I do not recommend the official docs here because there is a lot. In the AI era, people are less willing to read official documentation. At least I am. For practical command questions, just ask AI.
Epilogue
This post was written intermittently over two or three months, so it may feel a little disconnected. The outside world kept changing while I was writing, and my own focus shifted several times too.

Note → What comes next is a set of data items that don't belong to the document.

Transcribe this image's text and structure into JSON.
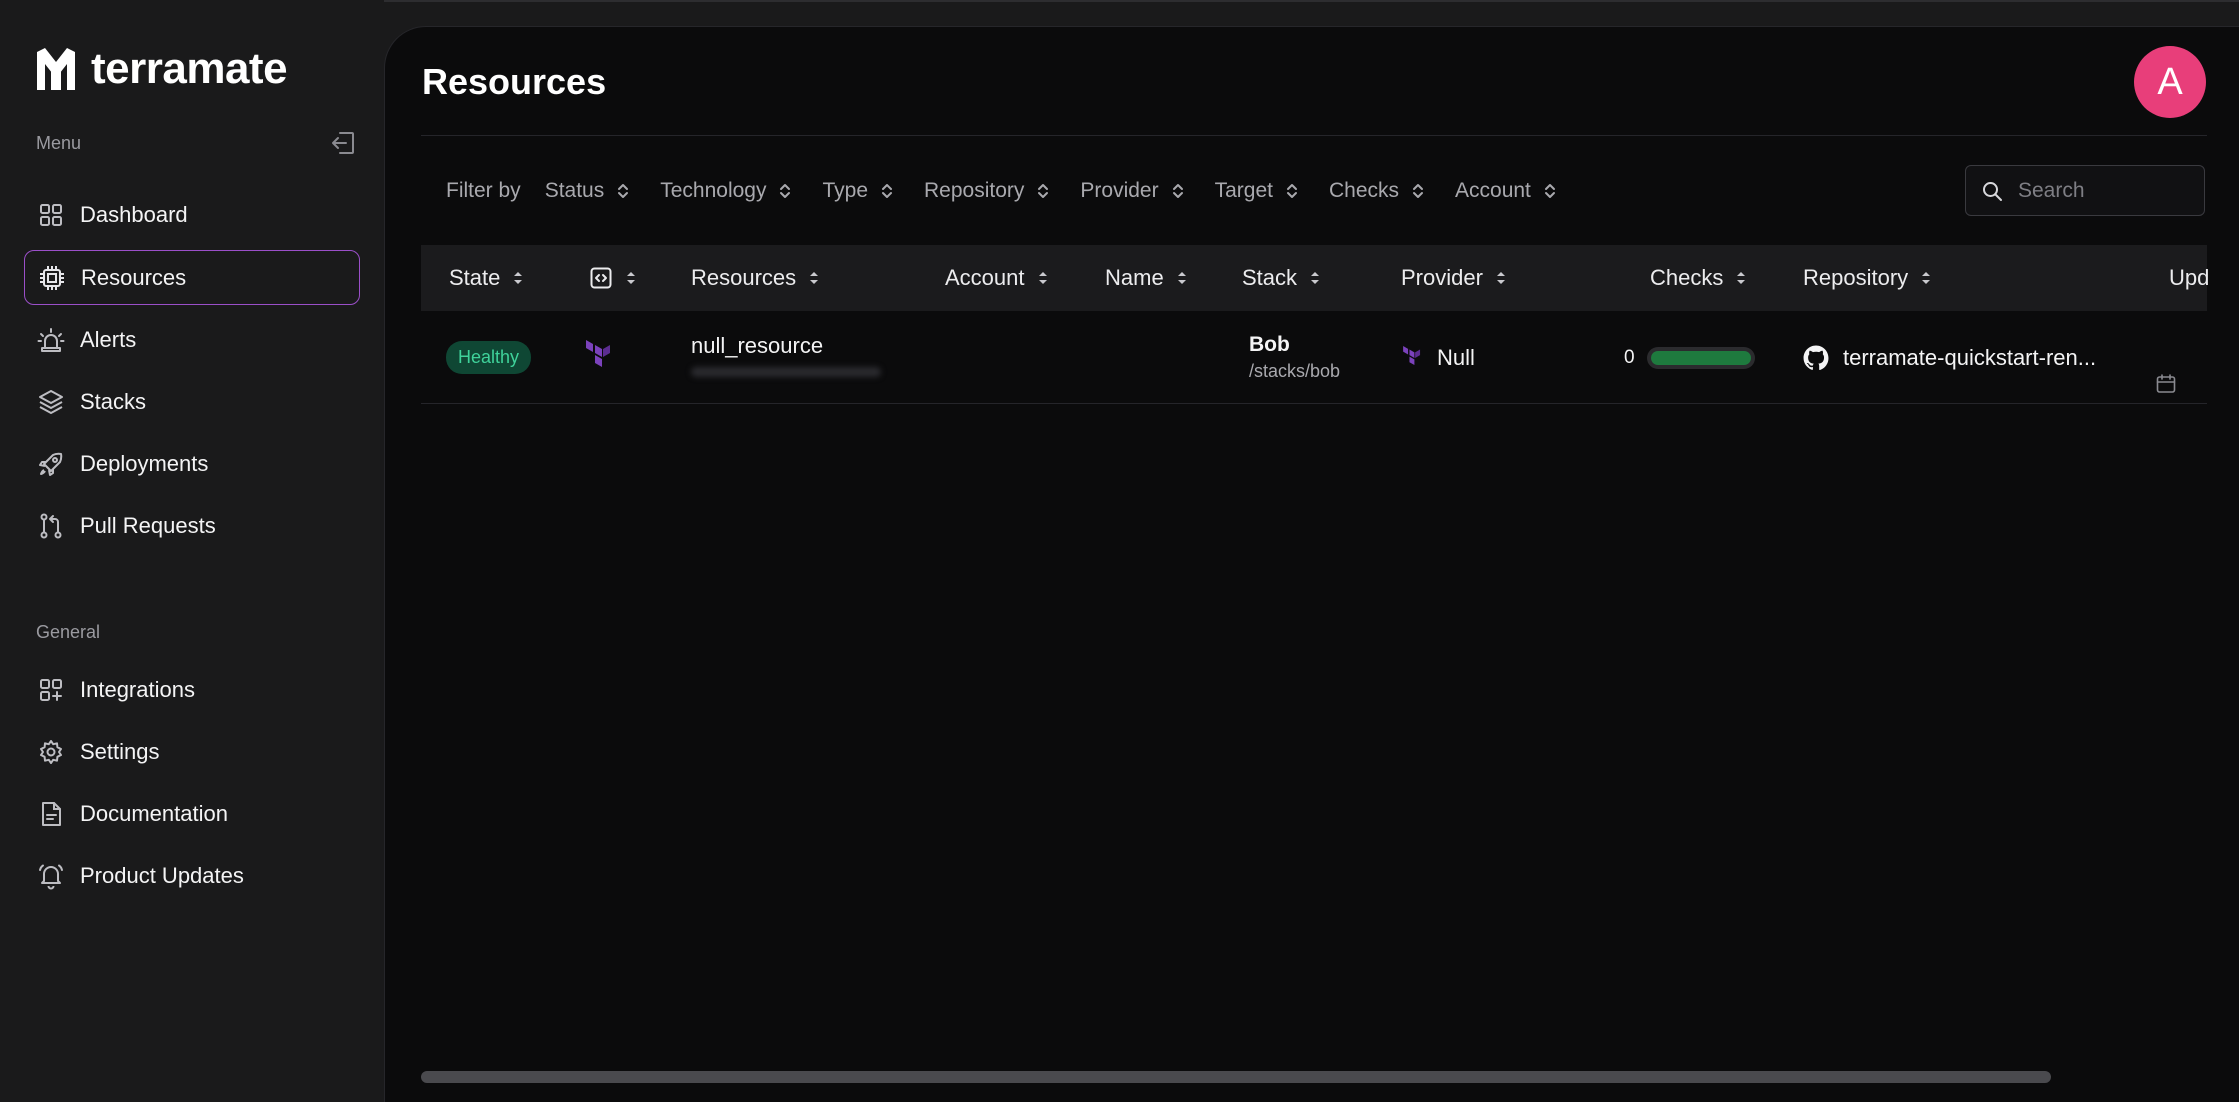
{
  "app": {
    "logo_text": "terramate"
  },
  "sidebar": {
    "menu_label": "Menu",
    "general_label": "General",
    "menu_items": [
      {
        "label": "Dashboard",
        "icon": "grid-icon"
      },
      {
        "label": "Resources",
        "icon": "chip-icon",
        "active": true
      },
      {
        "label": "Alerts",
        "icon": "siren-icon"
      },
      {
        "label": "Stacks",
        "icon": "layers-icon"
      },
      {
        "label": "Deployments",
        "icon": "rocket-icon"
      },
      {
        "label": "Pull Requests",
        "icon": "git-pull-request-icon"
      }
    ],
    "general_items": [
      {
        "label": "Integrations",
        "icon": "grid-plus-icon"
      },
      {
        "label": "Settings",
        "icon": "gear-icon"
      },
      {
        "label": "Documentation",
        "icon": "document-icon"
      },
      {
        "label": "Product Updates",
        "icon": "bell-icon"
      }
    ]
  },
  "header": {
    "title": "Resources",
    "avatar_initial": "A"
  },
  "filters": {
    "label": "Filter by",
    "items": [
      "Status",
      "Technology",
      "Type",
      "Repository",
      "Provider",
      "Target",
      "Checks",
      "Account"
    ]
  },
  "search": {
    "placeholder": "Search",
    "value": ""
  },
  "table": {
    "columns": [
      "State",
      "",
      "Resources",
      "Account",
      "Name",
      "Stack",
      "Provider",
      "Checks",
      "Repository",
      "Upd"
    ],
    "rows": [
      {
        "state": "Healthy",
        "technology_icon": "terraform-icon",
        "resource": "null_resource",
        "account": "",
        "name": "",
        "stack_name": "Bob",
        "stack_path": "/stacks/bob",
        "provider": "Null",
        "checks_count": "0",
        "checks_progress": 1.0,
        "repository": "terramate-quickstart-ren...",
        "updated_icon": "calendar-icon"
      }
    ]
  },
  "colors": {
    "accent": "#9b4fc9",
    "healthy_bg": "#0f4734",
    "healthy_text": "#3fd29a",
    "avatar": "#e83e7a",
    "terraform": "#7b42bc",
    "check_bar": "#1e7a3e"
  }
}
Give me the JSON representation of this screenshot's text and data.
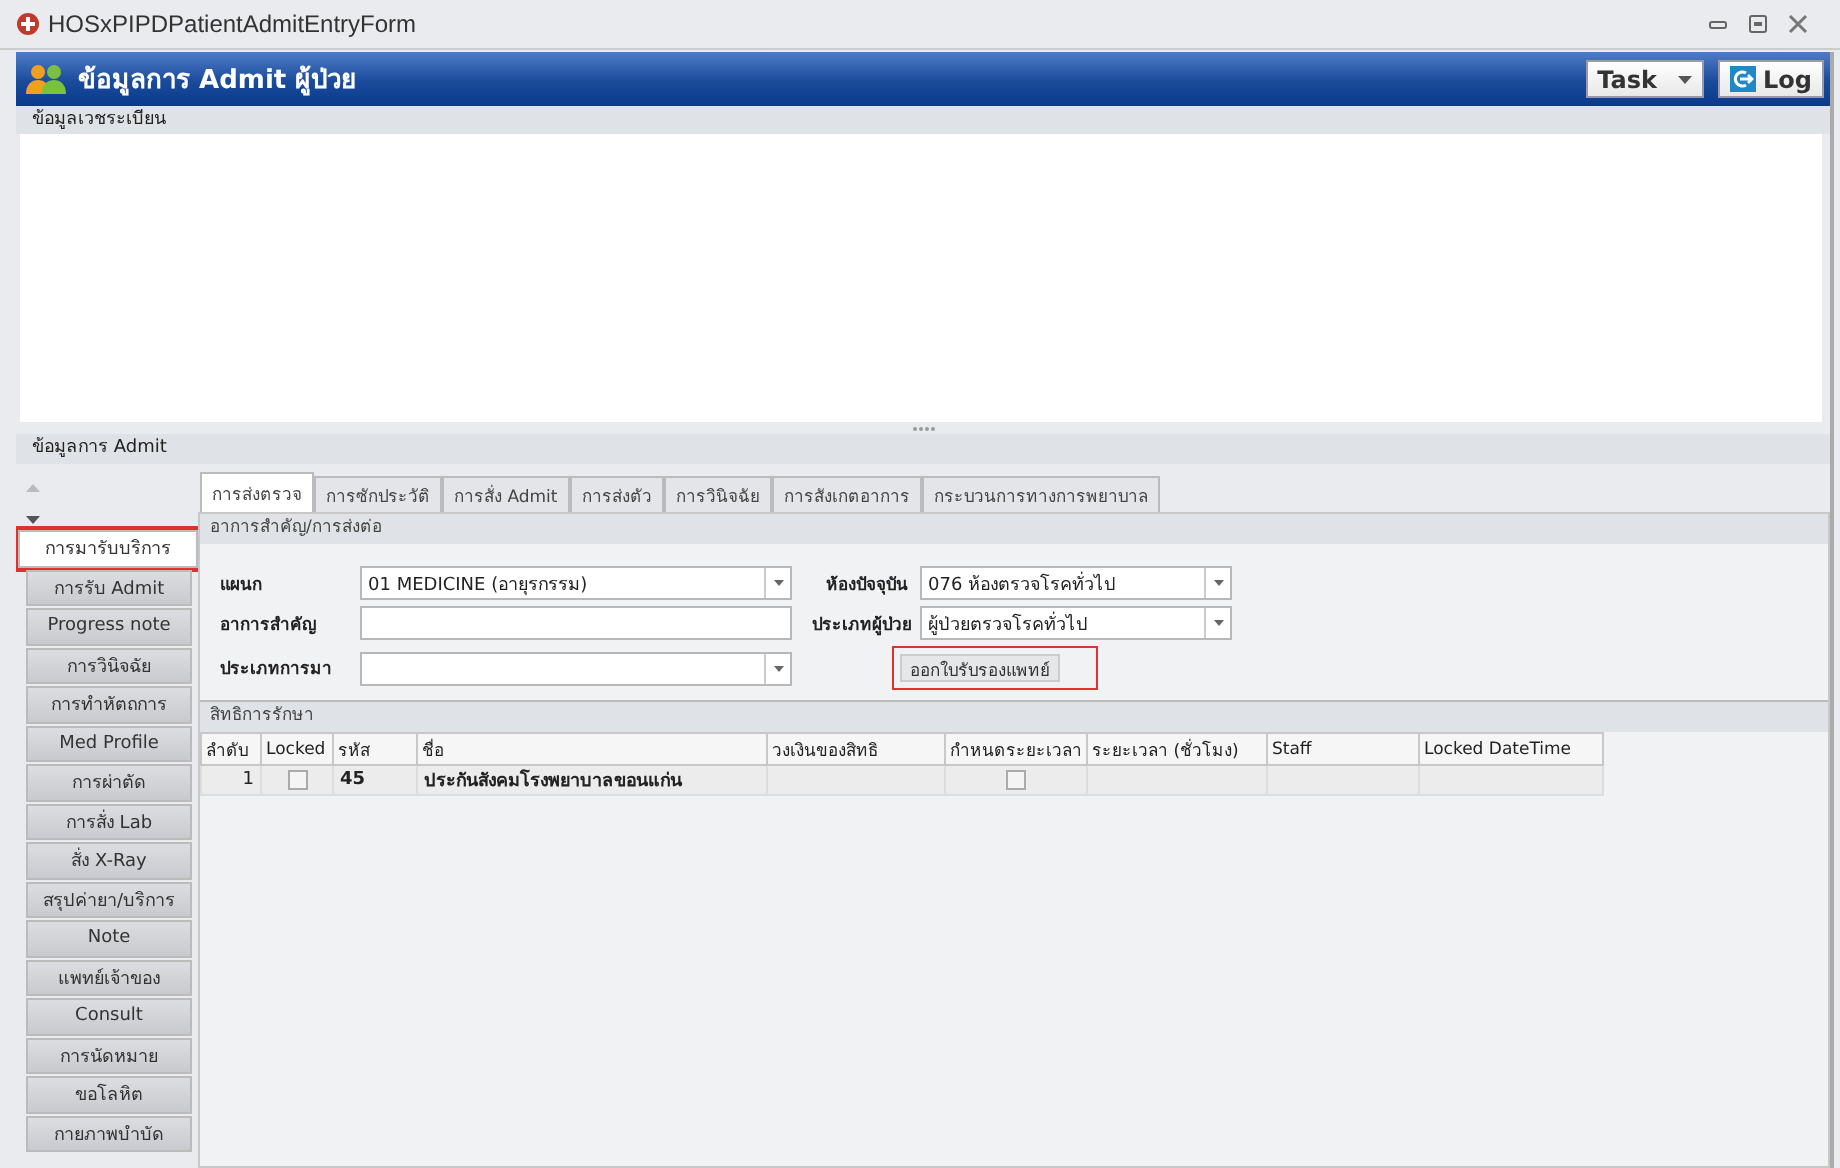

Why did it take so long? One reason is that my ability is limited. Although the outline of this post had existed in my mind for a long time, writing it was still bumpy. I had to keep reading material and writing test programs to verify ideas. Even now that it is finished, I am still not fully satisfied. But after writing for so long, I might as well publish it. Because the post is already huge, many parts had to be cut temporarily, such as rust-gdb implementation details and how GDB itself supports multiple programming languages.
The other reason is that I must blame Clair Obscur: Expedition 33. During Christmas and year-end, I gave myself eight days off. I am not someone who likes traveling, and I usually prefer staying at home. I had planned many learning tasks. But then I saw Expedition 33 win Game of the Year, put all plans aside, and finished the game in one go. The game has extra meaning to me because, at my current age, I would have to join Expedition 33 too, otherwise I would be erased. That made me think about the meaning of life, though I did not reach an answer. It made me realize I know too little about humanities and social sciences. Maybe I should study the operating rules behind society the way I study low-level technical details, at least in one domain. So recently I have been learning blockchain. It may be against the trend, but it is meaningful to me, and I can also fill in some basic finance knowledge along the way.